Backlog — Post-Hardening: Tuning, Trust, and Public Packaging

The hardening work is complete. The system is running with two active repos (OperationsCenter and ExternalRepo), a functional six-lane watcher (including the new spec-director), repo-aware autonomy loop, and PR review automation. Current focus is on tuning the autonomy loop, building operator trust, and polishing the public-facing surface.

Active

tuning — Run analyze-artifacts loop and document threshold adjustments

Run analyze-artifacts weekly, identify suppression patterns, tune per-family thresholds, document changes. Tracked: #17 Status: in progress (docs/operator/tuning.md created; first tuning run pending)
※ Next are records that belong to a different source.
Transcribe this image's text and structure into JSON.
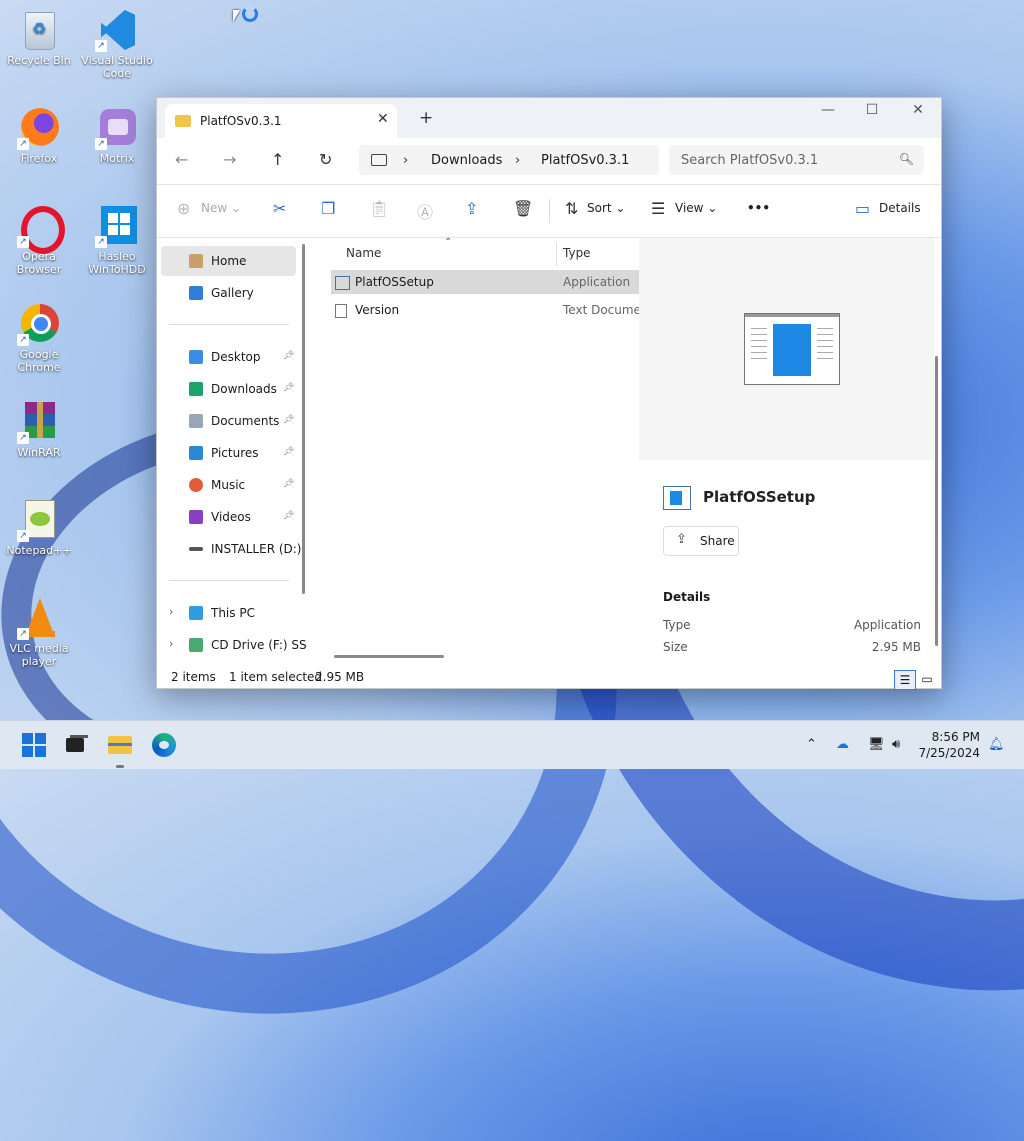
{
  "desktop": {
    "icons": [
      {
        "label": "Recycle Bin",
        "name": "recycle-bin-icon"
      },
      {
        "label": "Visual Studio Code",
        "name": "vscode-icon"
      },
      {
        "label": "Firefox",
        "name": "firefox-icon"
      },
      {
        "label": "Motrix",
        "name": "motrix-icon"
      },
      {
        "label": "Opera Browser",
        "name": "opera-icon"
      },
      {
        "label": "Hasleo WinToHDD",
        "name": "wintohdd-icon"
      },
      {
        "label": "Google Chrome",
        "name": "chrome-icon"
      },
      {
        "label": "WinRAR",
        "name": "winrar-icon"
      },
      {
        "label": "Notepad++",
        "name": "notepadpp-icon"
      },
      {
        "label": "VLC media player",
        "name": "vlc-icon"
      }
    ]
  },
  "window": {
    "tab_title": "PlatfOSv0.3.1",
    "breadcrumb": [
      "Downloads",
      "PlatfOSv0.3.1"
    ],
    "search_placeholder": "Search PlatfOSv0.3.1",
    "toolbar": {
      "new_label": "New",
      "sort_label": "Sort",
      "view_label": "View",
      "more_label": "•••",
      "details_label": "Details"
    },
    "nav": {
      "home": "Home",
      "gallery": "Gallery",
      "quick": [
        "Desktop",
        "Downloads",
        "Documents",
        "Pictures",
        "Music",
        "Videos",
        "INSTALLER (D:)"
      ],
      "this_pc": "This PC",
      "cd_drive": "CD Drive (F:) SSS"
    },
    "columns": {
      "name": "Name",
      "type": "Type"
    },
    "files": [
      {
        "name": "PlatfOSSetup",
        "type": "Application"
      },
      {
        "name": "Version",
        "type": "Text Documen"
      }
    ],
    "preview": {
      "name": "PlatfOSSetup",
      "share_label": "Share",
      "details_header": "Details",
      "type_key": "Type",
      "type_val": "Application",
      "size_key": "Size",
      "size_val": "2.95 MB"
    },
    "status": {
      "items": "2 items",
      "selected": "1 item selected",
      "size": "2.95 MB"
    }
  },
  "taskbar": {
    "time": "8:56 PM",
    "date": "7/25/2024"
  }
}
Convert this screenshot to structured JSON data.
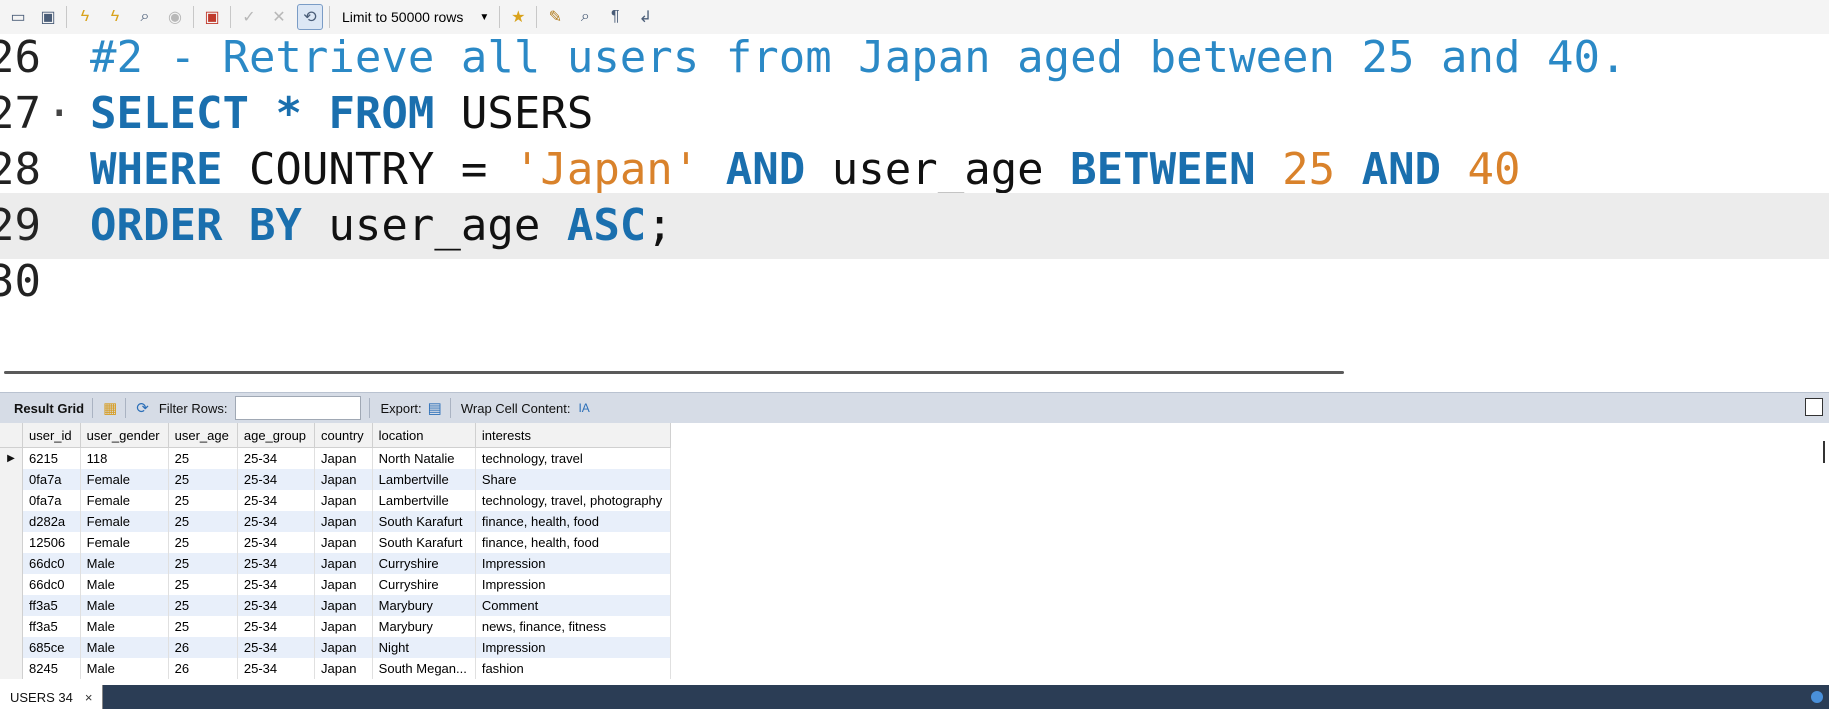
{
  "toolbar": {
    "limit_label": "Limit to 50000 rows"
  },
  "editor": {
    "lines": [
      {
        "num": "26",
        "marker": "",
        "segments": [
          {
            "t": "#2 - Retrieve all users from Japan aged between 25 and 40.",
            "c": "comment"
          }
        ]
      },
      {
        "num": "27",
        "marker": "·",
        "segments": [
          {
            "t": "SELECT",
            "c": "kw"
          },
          {
            "t": " * ",
            "c": "kw"
          },
          {
            "t": "FROM",
            "c": "kw"
          },
          {
            "t": " USERS",
            "c": "plain"
          }
        ]
      },
      {
        "num": "28",
        "marker": "",
        "segments": [
          {
            "t": "WHERE",
            "c": "kw"
          },
          {
            "t": " COUNTRY = ",
            "c": "plain"
          },
          {
            "t": "'Japan'",
            "c": "str"
          },
          {
            "t": " AND ",
            "c": "kw"
          },
          {
            "t": "user_age ",
            "c": "plain"
          },
          {
            "t": "BETWEEN",
            "c": "kw"
          },
          {
            "t": " 25 ",
            "c": "num"
          },
          {
            "t": "AND",
            "c": "kw"
          },
          {
            "t": " 40",
            "c": "num"
          }
        ]
      },
      {
        "num": "29",
        "marker": "",
        "segments": [
          {
            "t": "ORDER BY",
            "c": "kw"
          },
          {
            "t": " user_age ",
            "c": "plain"
          },
          {
            "t": "ASC",
            "c": "kw"
          },
          {
            "t": ";",
            "c": "plain"
          }
        ]
      },
      {
        "num": "30",
        "marker": "",
        "segments": []
      }
    ]
  },
  "result_bar": {
    "result_grid": "Result Grid",
    "filter_rows": "Filter Rows:",
    "filter_value": "",
    "export": "Export:",
    "wrap": "Wrap Cell Content:"
  },
  "grid": {
    "columns": [
      "user_id",
      "user_gender",
      "user_age",
      "age_group",
      "country",
      "location",
      "interests"
    ],
    "rows": [
      [
        "6215",
        "118",
        "25",
        "25-34",
        "Japan",
        "North Natalie",
        "technology, travel"
      ],
      [
        "0fa7a",
        "Female",
        "25",
        "25-34",
        "Japan",
        "Lambertville",
        "Share"
      ],
      [
        "0fa7a",
        "Female",
        "25",
        "25-34",
        "Japan",
        "Lambertville",
        "technology, travel, photography"
      ],
      [
        "d282a",
        "Female",
        "25",
        "25-34",
        "Japan",
        "South Karafurt",
        "finance, health, food"
      ],
      [
        "12506",
        "Female",
        "25",
        "25-34",
        "Japan",
        "South Karafurt",
        "finance, health, food"
      ],
      [
        "66dc0",
        "Male",
        "25",
        "25-34",
        "Japan",
        "Curryshire",
        "Impression"
      ],
      [
        "66dc0",
        "Male",
        "25",
        "25-34",
        "Japan",
        "Curryshire",
        "Impression"
      ],
      [
        "ff3a5",
        "Male",
        "25",
        "25-34",
        "Japan",
        "Marybury",
        "Comment"
      ],
      [
        "ff3a5",
        "Male",
        "25",
        "25-34",
        "Japan",
        "Marybury",
        "news, finance, fitness"
      ],
      [
        "685ce",
        "Male",
        "26",
        "25-34",
        "Japan",
        "Night",
        "Impression"
      ],
      [
        "8245",
        "Male",
        "26",
        "25-34",
        "Japan",
        "South Megan...",
        "fashion"
      ]
    ]
  },
  "status": {
    "tab_label": "USERS 34",
    "close": "×"
  }
}
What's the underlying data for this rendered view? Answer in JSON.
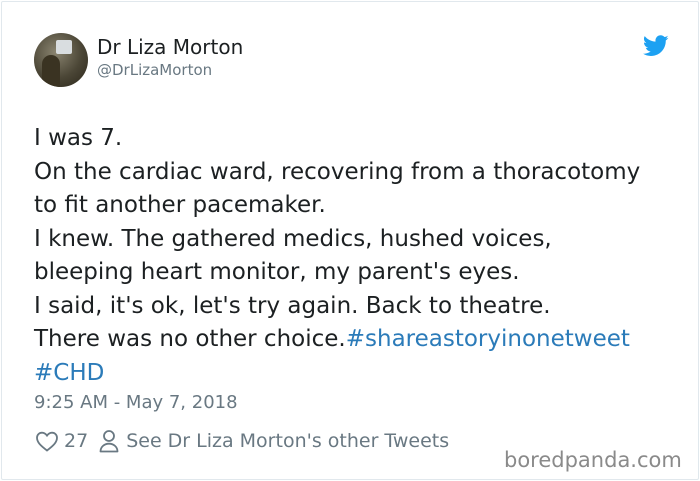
{
  "author": {
    "name": "Dr Liza Morton",
    "handle": "@DrLizaMorton"
  },
  "brand_icon": "twitter-bird-icon",
  "colors": {
    "text": "#1c2022",
    "muted": "#697882",
    "link": "#2b7bb9",
    "brand": "#1da1f2"
  },
  "tweet": {
    "lines": [
      "I was 7.",
      "On the cardiac ward, recovering from a thoracotomy",
      "to fit another pacemaker.",
      "I knew. The gathered medics, hushed voices,",
      "bleeping heart monitor, my parent's eyes.",
      "I said, it's ok, let's try again. Back to theatre."
    ],
    "last_line_text": "There was no other choice.",
    "hashtags": [
      "#shareastoryinonetweet",
      "#CHD"
    ]
  },
  "timestamp": "9:25 AM - May 7, 2018",
  "actions": {
    "like_count": "27",
    "like_icon": "heart-outline-icon",
    "see_more_label": "See Dr Liza Morton's other Tweets",
    "see_more_icon": "person-outline-icon"
  },
  "watermark": "boredpanda.com"
}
tuning — Candidate-family heuristics review

Review emit/suppress rates for observation_coverage, test_visibility, dependency_drift. Define promotion criteria for hotspot_concentration and todo_accumulation. Tracked: #18 Status: open

trust — Validate PR review loop end-to-end

Run the two-phase review loop against a real or controlled test PR. Verify audit trail, guardrail checklist, and escalation path. Tracked: #19 Status: open (docs/operator/pr_review.md created; live validation pending)

docs — Promote golden-path demo as ongoing validation ritual

README and demo.md updated to position the demo as a post-change ritual. Ensure demo stays runnable as config and thresholds change. Tracked: #20 Status: done (demo.md updated with Autonomy-Cycle Ritual section; README updated)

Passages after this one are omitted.